Nikel telah lama menjadi bahan penting untuk membuat baja tahan karat industri. Saat ini, permintaan meningkat untuk magnet dan baterai sebagai bagian dari upaya mendorong transisi energi terbarukan. Penambangan nikel pada prinsipnya tidak dapat diperbarui. Sekali digunakan, nikel tidak mudah didaur ulang, karena akan tersebar ke berbagai alat kecil di mana-mana. Krisis ketersediaan nikel secara global sudah membayangi, dan para ilmuwan mengatakan bahwa pasokan yang ada saat ini akan habis pada tahun 2050-an. Apakah hal ini membuat para penambang berhenti dan berpikir apakah perspektif jangka pendek ini sepadan dengan biaya jangka panjangnya? Ternyata tidak. Krisis yang membayangi membuat mereka semakin agresif dalam mengeruk keuntungan sebelum hari itu tiba.

Laterit

Bijih nikel yang paling mudah ditambang adalah sulfida, seperti di Sudbury, Kanada. Namun tambang bawah tanah yang kaya ini pada dasarnya sudah habis. Itulah sebabnya perhatian beralih ke ‘laterit,’ bijih berkadar rendah yang hanya ditemukan di wilayah tropis seperti Kaledonia Baru, Filipina, dan Indonesia. Laterit adalah tanah merah yang terbentuk ketika hujan membasahi lapisan permukaan batuan selama ribuan tahun. Tergantung pada batuan yang berada di bawahnya, laterit dapat memiliki kandungan nikel yang bernilai komersial sekitar 1 persen.

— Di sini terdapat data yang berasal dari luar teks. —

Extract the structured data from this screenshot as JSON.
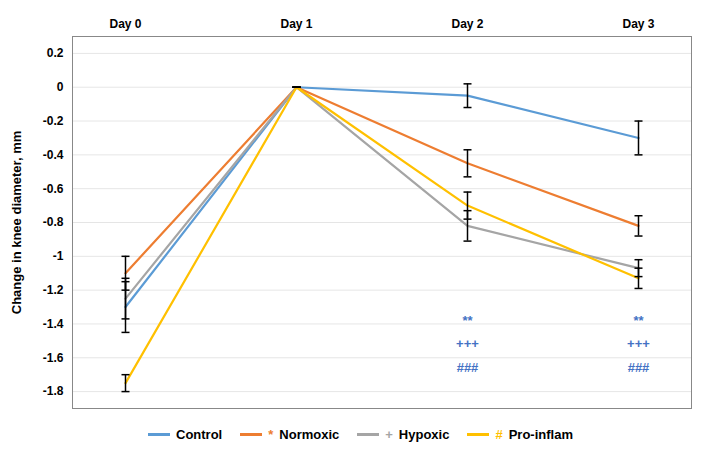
{
  "chart_data": {
    "type": "line",
    "x": [
      "Day 0",
      "Day 1",
      "Day 2",
      "Day 3"
    ],
    "series": [
      {
        "name": "Control",
        "color": "#5B9BD5",
        "values": [
          -1.3,
          0.0,
          -0.05,
          -0.3
        ],
        "yerr": [
          0.15,
          0.0,
          0.07,
          0.1
        ]
      },
      {
        "name": "Normoxic",
        "legend_symbol": "*",
        "color": "#ED7D31",
        "values": [
          -1.1,
          0.0,
          -0.45,
          -0.82
        ],
        "yerr": [
          0.1,
          0.0,
          0.08,
          0.06
        ]
      },
      {
        "name": "Hypoxic",
        "legend_symbol": "+",
        "color": "#A5A5A5",
        "values": [
          -1.25,
          0.0,
          -0.82,
          -1.07
        ],
        "yerr": [
          0.12,
          0.0,
          0.09,
          0.05
        ]
      },
      {
        "name": "Pro-inflam",
        "legend_symbol": "#",
        "color": "#FFC000",
        "values": [
          -1.75,
          0.0,
          -0.7,
          -1.13
        ],
        "yerr": [
          0.05,
          0.0,
          0.08,
          0.06
        ]
      }
    ],
    "ylabel": "Change in knee diameter, mm",
    "ylim": [
      -1.9,
      0.3
    ],
    "yticks": [
      0.2,
      0,
      -0.2,
      -0.4,
      -0.6,
      -0.8,
      -1,
      -1.2,
      -1.4,
      -1.6,
      -1.8
    ],
    "grid": true,
    "legend": "bottom",
    "annotations": [
      {
        "text": "**",
        "x": "Day 2",
        "y": -1.38,
        "color": "#4472C4"
      },
      {
        "text": "+++",
        "x": "Day 2",
        "y": -1.52,
        "color": "#4472C4"
      },
      {
        "text": "###",
        "x": "Day 2",
        "y": -1.66,
        "color": "#4472C4"
      },
      {
        "text": "**",
        "x": "Day 3",
        "y": -1.38,
        "color": "#4472C4"
      },
      {
        "text": "+++",
        "x": "Day 3",
        "y": -1.52,
        "color": "#4472C4"
      },
      {
        "text": "###",
        "x": "Day 3",
        "y": -1.66,
        "color": "#4472C4"
      }
    ]
  }
}
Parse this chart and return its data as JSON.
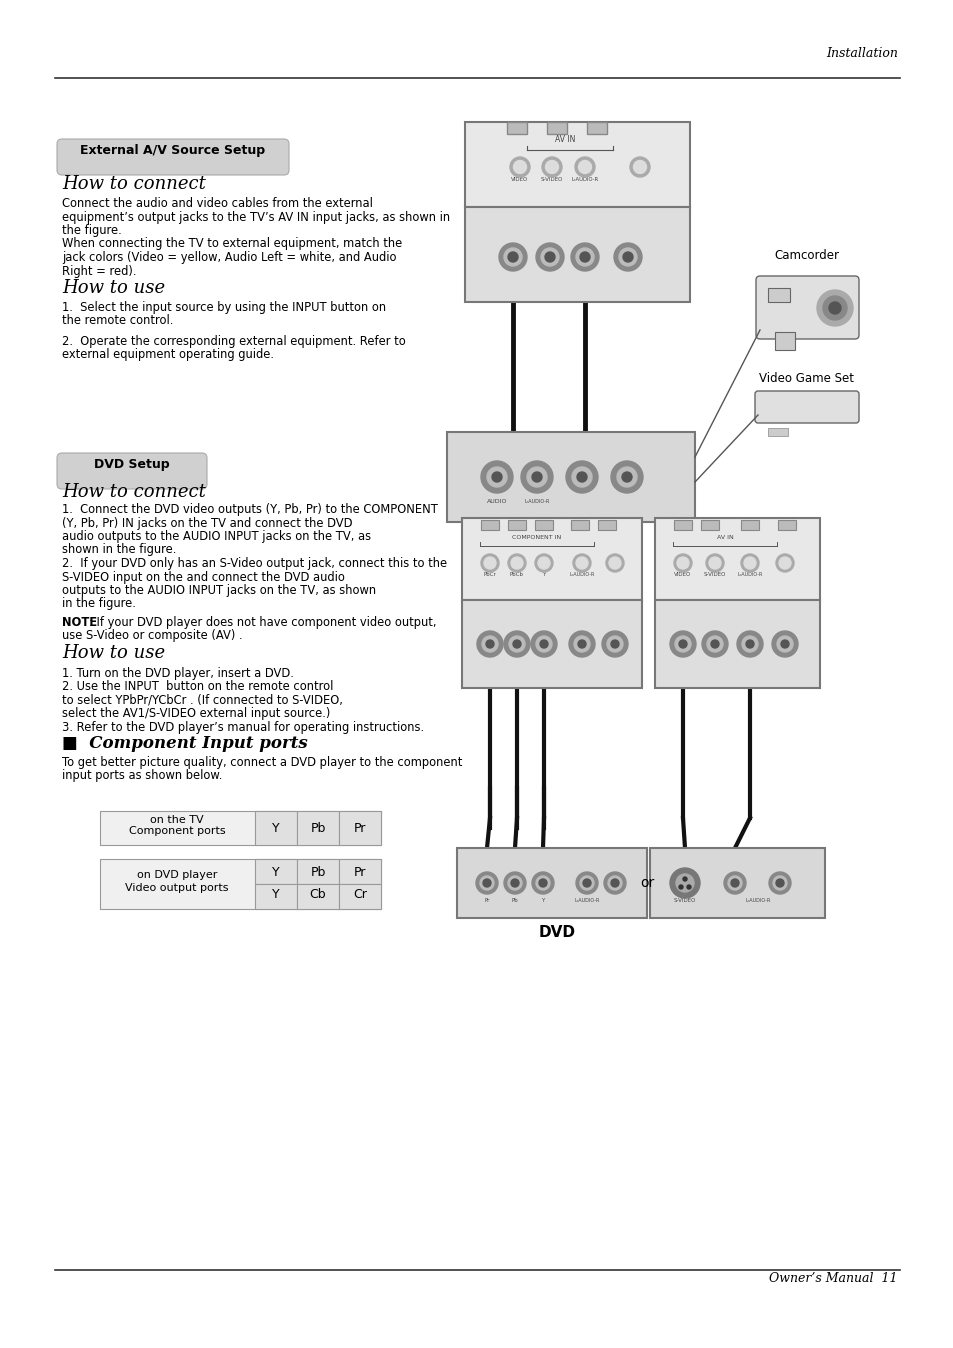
{
  "page_header_right": "Installation",
  "page_footer_right": "Owner’s Manual  11",
  "section1_badge": "External A/V Source Setup",
  "section1_title1": "How to connect",
  "section1_body1_lines": [
    "Connect the audio and video cables from the external",
    "equipment’s output jacks to the TV’s AV IN input jacks, as shown in",
    "the figure.",
    "When connecting the TV to external equipment, match the",
    "jack colors (Video = yellow, Audio Left = white, and Audio",
    "Right = red)."
  ],
  "section1_title2": "How to use",
  "section1_use1": "1.  Select the input source by using the INPUT button on",
  "section1_use1b": "the remote control.",
  "section1_use2": "2.  Operate the corresponding external equipment. Refer to",
  "section1_use2b": "external equipment operating guide.",
  "camcorder_label": "Camcorder",
  "videogame_label": "Video Game Set",
  "section2_badge": "DVD Setup",
  "section2_title1": "How to connect",
  "section2_connect_lines": [
    "1.  Connect the DVD video outputs (Y, Pb, Pr) to the COMPONENT",
    "(Y, Pb, Pr) IN jacks on the TV and connect the DVD",
    "audio outputs to the AUDIO INPUT jacks on the TV, as",
    "shown in the figure.",
    "2.  If your DVD only has an S-Video output jack, connect this to the",
    "S-VIDEO input on the and connect the DVD audio",
    "outputs to the AUDIO INPUT jacks on the TV, as shown",
    "in the figure."
  ],
  "section2_note_bold": "NOTE",
  "section2_note_rest": ": If your DVD player does not have component video output,",
  "section2_note_line2": "use S-Video or composite (AV) .",
  "section2_title2": "How to use",
  "section2_use_lines": [
    "1. Turn on the DVD player, insert a DVD.",
    "2. Use the INPUT  button on the remote control",
    "to select YPbPr/YCbCr . (If connected to S-VIDEO,",
    "select the AV1/S-VIDEO external input source.)",
    "3. Refer to the DVD player’s manual for operating instructions."
  ],
  "section2_title3": "■  Component Input ports",
  "section2_comp_lines": [
    "To get better picture quality, connect a DVD player to the component",
    "input ports as shown below."
  ],
  "dvd_label": "DVD",
  "or_label": "or",
  "table_row1_label_line1": "Component ports",
  "table_row1_label_line2": "on the TV",
  "table_row1_cells": [
    "Y",
    "Pb",
    "Pr"
  ],
  "table_row2_label_line1": "Video output ports",
  "table_row2_label_line2": "on DVD player",
  "table_row2_cells_top": [
    "Y",
    "Pb",
    "Pr"
  ],
  "table_row2_cells_bot": [
    "Y",
    "Cb",
    "Cr"
  ],
  "bg_color": "#ffffff",
  "text_color": "#000000",
  "badge_bg": "#d0d0d0",
  "badge_border": "#aaaaaa"
}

Kolaka di Sulawesi Tenggara merupakan salah satu dari sekian banyak tempat di Indonesia yang memiliki tanah laterit yang kaya akan nikel. Kolaka merupakan salah satu dari tiga kabupaten yang paling kaya akan nikel di Indonesia, bersama dengan Luwu Timur di Sulawesi Selatan dan Morowali di Sulawesi Tengah. Kami katakan ‘dikutuk’ (cursed), karena menambang nikel laterit pada dasarnya adalah kegiatan pemindahan tanah raksasa, yang disebut ‘strip-mining‘. Laterit di sini memiliki ketebalan sekitar 35 meter, dengan bagian bawah mengandung sebagian besar nikel. Deposit tersebut mencakup area seluas ratusan ribu hektar. Semua tanah tersebut digali habis, dimulai dari vegetasi yang tumbuh di atasnya (lihat Foto 1).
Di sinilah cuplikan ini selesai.